Dans le même temps, la Moldavie a livré plus de 120 millions de litres aux pays européens l'an dernier, et glane les médailles dans les concours internationaux.
"Avant l'embargo de 2006, le pays ne connaissait pas le terme +diversification du marché+". Aujourd'hui, il exporte chaque année près de 68 millions de bouteilles vers plus de 70 pays", se félicite Sergiu Gherciu, secrétaire d'état à l'Agriculture, dans une déclaration transmise à l'AFP.
Pour le prestigieux château Purcari, qui domine le marché, ce virage s'est accompagné de prises de position politiques contre l'influence russe.
"En 2014, nous avons conçu notre cuvée +Freedom Blend+ (l'assemblage de la liberté, NDLR), à partir de Saperavi, Bastardo et Rara Neagra, trois cépages autochtones de Géorgie, Ukraine et Moldavie", raconte Eugen Comendant, directeur des opérations.
"Ce vin est un symbole de ces pays qui se battent de facto pour leur liberté", insiste-t-il.
Le groupe coté à la Bourse de Bucarest s'est aussi fait remarquer pour ses actions en faveur des réfugiés ukrainiens, de l'accueil gratuit dans les chambres d'hôtes aux messages publicitaires contre la guerre.
- Doublement des charges -
Concernant l'effet du conflit sur l'activité, M. Comendant note lui aussi "un impact proche de zéro" en raison de la faiblesse des transactions avec la Russie. En revanche, le marché ukrainien, qui était en plein essor et représentait 4% des ventes de l'entreprise, s'est effondré.
Autre élément, "le blocage du port d'Odessa (sud) a provoqué d'importants problèmes logistiques et complique nos exports vers l'Asie", déplore-t-il.

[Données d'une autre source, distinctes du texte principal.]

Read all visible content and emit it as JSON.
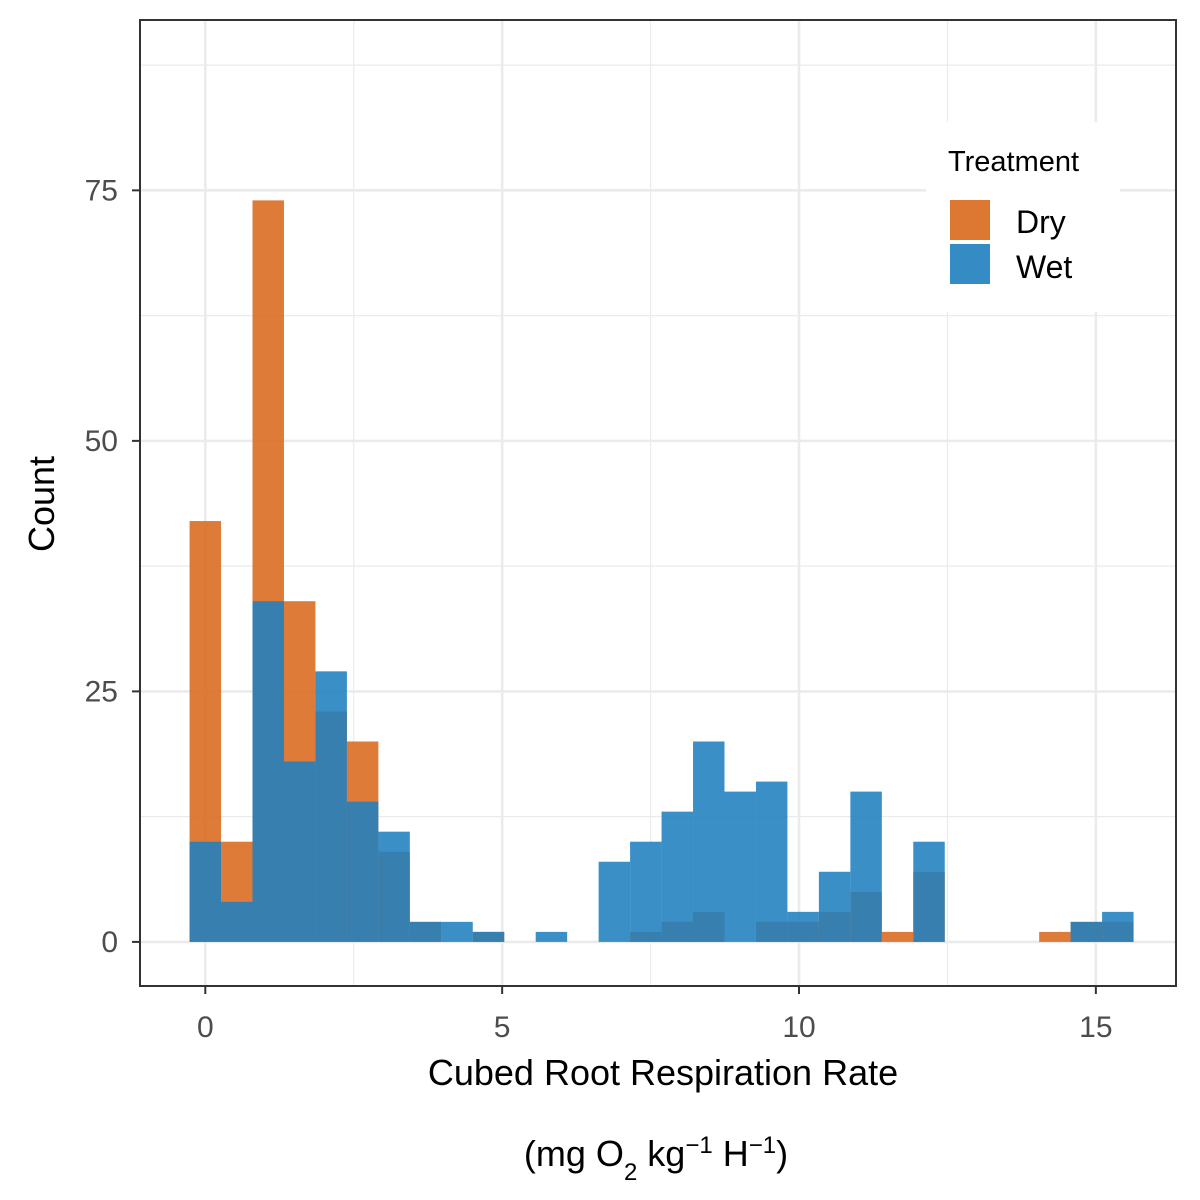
{
  "chart_data": {
    "type": "histogram",
    "xlabel": "Cubed Root Respiration Rate",
    "xlabel_units": {
      "open": "(mg O",
      "sub": "2",
      "kg": " kg",
      "kg_sup": "−1",
      "h": " H",
      "h_sup": "−1",
      "close": ")"
    },
    "ylabel": "Count",
    "x_ticks": [
      "0",
      "5",
      "10",
      "15"
    ],
    "y_ticks": [
      "0",
      "25",
      "50",
      "75"
    ],
    "xlim": [
      -1.1,
      16.35
    ],
    "ylim": [
      -4.4,
      92
    ],
    "bin_width": 0.53,
    "grid": true,
    "legend": {
      "title": "Treatment",
      "position": "top-right",
      "entries": [
        {
          "name": "Dry",
          "color": "#D9691C"
        },
        {
          "name": "Wet",
          "color": "#1F7FBF"
        }
      ]
    },
    "overlap_color": "#2B6E96",
    "series": [
      {
        "name": "Dry",
        "color": "#D9691C",
        "bins": [
          {
            "x": 0.0,
            "count": 42
          },
          {
            "x": 0.53,
            "count": 10
          },
          {
            "x": 1.06,
            "count": 74
          },
          {
            "x": 1.59,
            "count": 34
          },
          {
            "x": 2.12,
            "count": 23
          },
          {
            "x": 2.65,
            "count": 20
          },
          {
            "x": 3.18,
            "count": 9
          },
          {
            "x": 3.71,
            "count": 2
          },
          {
            "x": 4.24,
            "count": 0
          },
          {
            "x": 4.77,
            "count": 1
          },
          {
            "x": 7.42,
            "count": 1
          },
          {
            "x": 7.95,
            "count": 2
          },
          {
            "x": 8.48,
            "count": 3
          },
          {
            "x": 9.54,
            "count": 2
          },
          {
            "x": 10.07,
            "count": 2
          },
          {
            "x": 10.6,
            "count": 3
          },
          {
            "x": 11.13,
            "count": 5
          },
          {
            "x": 11.66,
            "count": 1
          },
          {
            "x": 12.19,
            "count": 7
          },
          {
            "x": 14.31,
            "count": 1
          },
          {
            "x": 14.84,
            "count": 2
          },
          {
            "x": 15.37,
            "count": 2
          }
        ]
      },
      {
        "name": "Wet",
        "color": "#1F7FBF",
        "bins": [
          {
            "x": 0.0,
            "count": 10
          },
          {
            "x": 0.53,
            "count": 4
          },
          {
            "x": 1.06,
            "count": 34
          },
          {
            "x": 1.59,
            "count": 18
          },
          {
            "x": 2.12,
            "count": 27
          },
          {
            "x": 2.65,
            "count": 14
          },
          {
            "x": 3.18,
            "count": 11
          },
          {
            "x": 3.71,
            "count": 2
          },
          {
            "x": 4.24,
            "count": 2
          },
          {
            "x": 4.77,
            "count": 1
          },
          {
            "x": 5.83,
            "count": 1
          },
          {
            "x": 6.89,
            "count": 8
          },
          {
            "x": 7.42,
            "count": 10
          },
          {
            "x": 7.95,
            "count": 13
          },
          {
            "x": 8.48,
            "count": 20
          },
          {
            "x": 9.01,
            "count": 15
          },
          {
            "x": 9.54,
            "count": 16
          },
          {
            "x": 10.07,
            "count": 3
          },
          {
            "x": 10.6,
            "count": 7
          },
          {
            "x": 11.13,
            "count": 15
          },
          {
            "x": 12.19,
            "count": 10
          },
          {
            "x": 14.84,
            "count": 2
          },
          {
            "x": 15.37,
            "count": 3
          }
        ]
      }
    ]
  }
}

Si le trafic est aujourd'hui dérouté vers le port de Constanta en Roumanie, des bouteilles d'une valeur de 750.000 euros sont toujours bloquées dans le port ukrainien, indiquait récemment le gouvernement moldave.
Mais le principal défi réside dans le renchérissement des coûts de production, qui devraient s'envoler de 50% cette année selon Sergiu Gherciu.

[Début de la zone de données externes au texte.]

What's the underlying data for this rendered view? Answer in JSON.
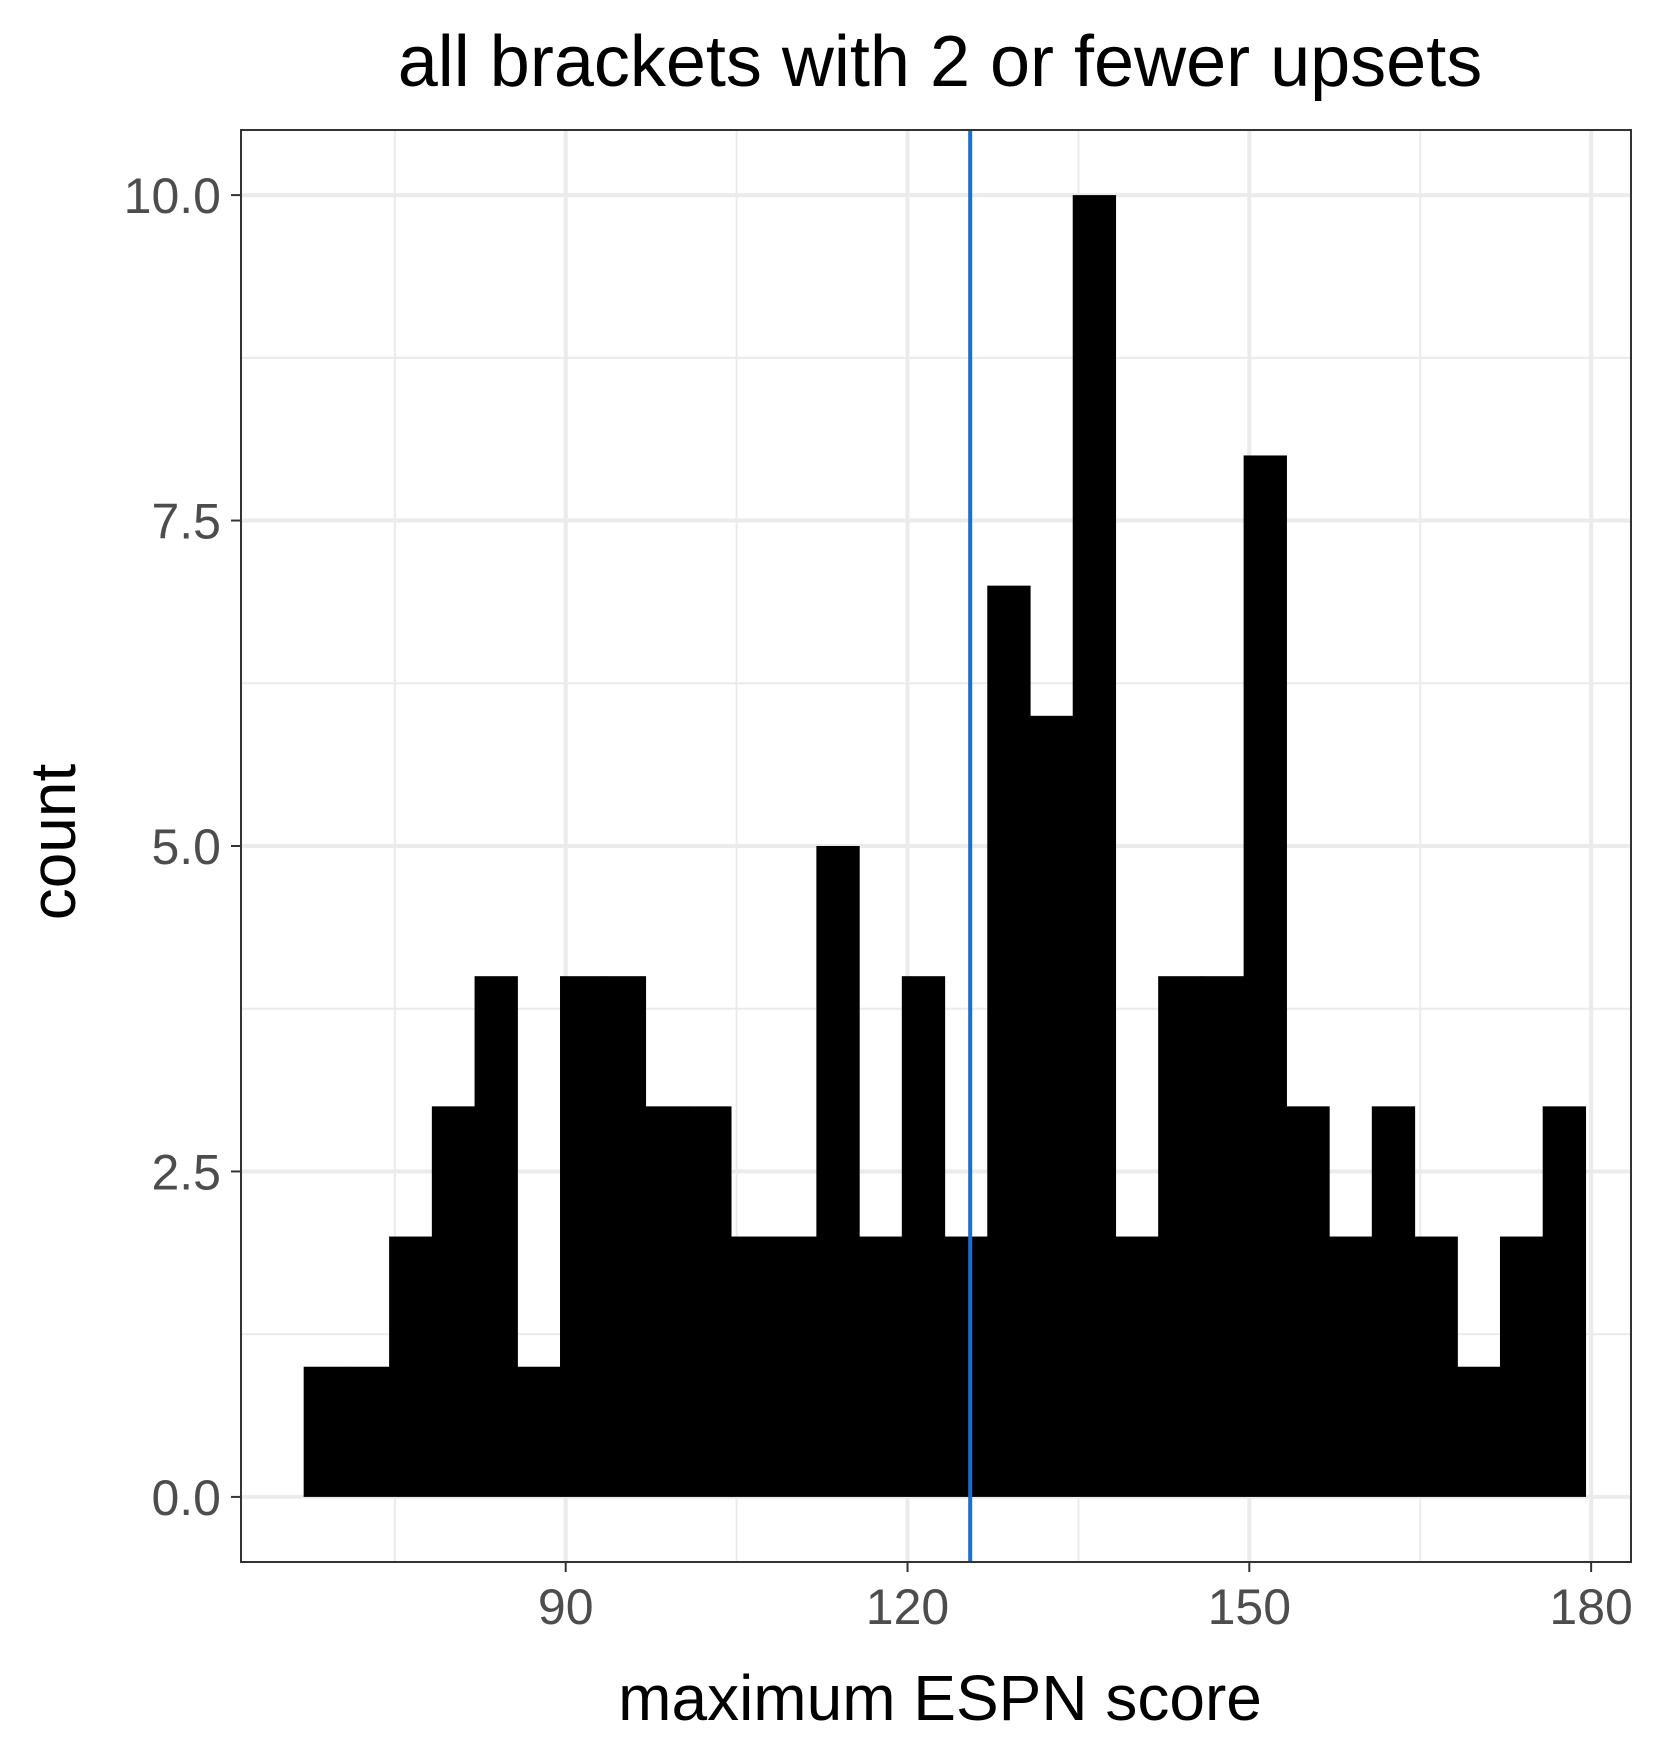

"Nos charges ont doublé en raison de l'augmentation des prix de l'énergie, des pesticides et engrais et il est par exemple aussi devenu difficile de trouver des câbles de palissage en acier dont les tarifs ont triplé", confirme Nicolae Tronciu.
Il déplore aussi que son domaine soit déserté par les touristes, qu'il avait l'habitude d'accueillir avec une bouteille de son cru.
"La plupart étaient russes ou ukrainiens, vous comprenez", confie-t-il, tandis que sa petite salle de dégustation au pied des vignes reste désespérément vide.